Short and concise: Life means making choices, live through these choices!
2. Pragmatism (1880-1980) philosophy
Charles Sanders Peirce
Pragmatists are known for their (pragmatic) connection between philosophical theory and practice.Pragmatism stipulates that in fact these two are not apart from each other, nor that this is ever possible. Their most famous motto is the pragmatic theory of truth: something is true when it works in practice. Therefore, if something has practical utility or social benefit, it can be true. In another situation, however, the same can not be true. This ambiguity does not include a pragmatist, because in their definition, truth can be true in one situation, and not true in the other.
Pragmatism is one of the first currents in Western philosophy that does not originate in Europe, but in America. Charles Sanders Peirce, William James, John Dewey and Willard of Orman Quine were all American philosophers and founders and main characters in this flow.
Short and concise: Follow that which works
1. Postmodernism (1970-1990) philosophy
As the name suggests, postmodernism is a reaction to modernism. It is also a flow in art.Postmodernists like to doubt things, especially concepts like Truth and Authenticity. In addition, postmodernists believe that there is only a poor foundation for knowledge acquisition, there is no “best” method to investigate reality, nor is man autonomous, either able to consciously make his own choice. This because of the subconscious, emotions, others, and finally the ‘language’. Decentration of the subject, this is called by postmodernists. One is irrational (does not behave consciously because of reason), and one can only communicate poorly with others because of a suboptimal language (language makes for miscommunication, misunderstandings and other translation errors). Therefore, it is difficult to know ‘self’ and much more difficult to pass that knowledge on. Pluralism in general is the result.
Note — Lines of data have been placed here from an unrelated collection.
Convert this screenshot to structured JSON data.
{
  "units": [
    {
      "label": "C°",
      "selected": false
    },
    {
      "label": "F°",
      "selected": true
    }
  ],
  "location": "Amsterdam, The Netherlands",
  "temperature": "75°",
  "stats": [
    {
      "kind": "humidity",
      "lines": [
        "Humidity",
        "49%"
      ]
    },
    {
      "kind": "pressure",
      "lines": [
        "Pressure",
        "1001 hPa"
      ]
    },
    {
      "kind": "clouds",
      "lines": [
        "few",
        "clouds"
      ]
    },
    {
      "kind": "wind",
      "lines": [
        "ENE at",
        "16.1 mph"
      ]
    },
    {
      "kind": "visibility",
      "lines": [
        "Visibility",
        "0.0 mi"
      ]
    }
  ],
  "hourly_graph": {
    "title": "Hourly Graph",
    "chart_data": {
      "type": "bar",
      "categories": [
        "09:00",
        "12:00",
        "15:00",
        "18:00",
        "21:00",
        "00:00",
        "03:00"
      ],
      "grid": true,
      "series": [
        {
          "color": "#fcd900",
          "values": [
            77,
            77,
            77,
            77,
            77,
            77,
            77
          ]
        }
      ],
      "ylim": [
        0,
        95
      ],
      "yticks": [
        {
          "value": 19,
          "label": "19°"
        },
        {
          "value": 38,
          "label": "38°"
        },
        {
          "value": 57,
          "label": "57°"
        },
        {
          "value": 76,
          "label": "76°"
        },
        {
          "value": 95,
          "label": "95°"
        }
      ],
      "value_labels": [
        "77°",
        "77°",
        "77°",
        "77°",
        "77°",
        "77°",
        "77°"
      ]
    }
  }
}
The consequence of all pluralism is clear to many postmodernists: the only thing one can do is to be accommodating and see where the ship is expected, not too much, especially stable truth, science or ethics. Well-known postmodern thinkers build on the previously mentioned phenomenologists;Baudrillard, Jacques Derrida, Michel Foucault, and Ludwig Wittgenstein.
Short and concise: Relax!
Finally, a bonus flow (call number 11 or 0) that did not appear in the list but we do not want to skip: analytical philosophy. This philosophy flow influenced especially in the 1880s to 1980s, and was both of British and American origin.Perhaps the most famous thinker is Bertrand Russell, a favorite of the author of these top ten. At the heart of the belief, if we only chop down the search for truth and reality now and let exact logic and empiry (observations) on these pieces eventually come to the ultimate truth. This way we can make progress progressively and eventually come to a greater extent.
In short: analyze everything in small particles.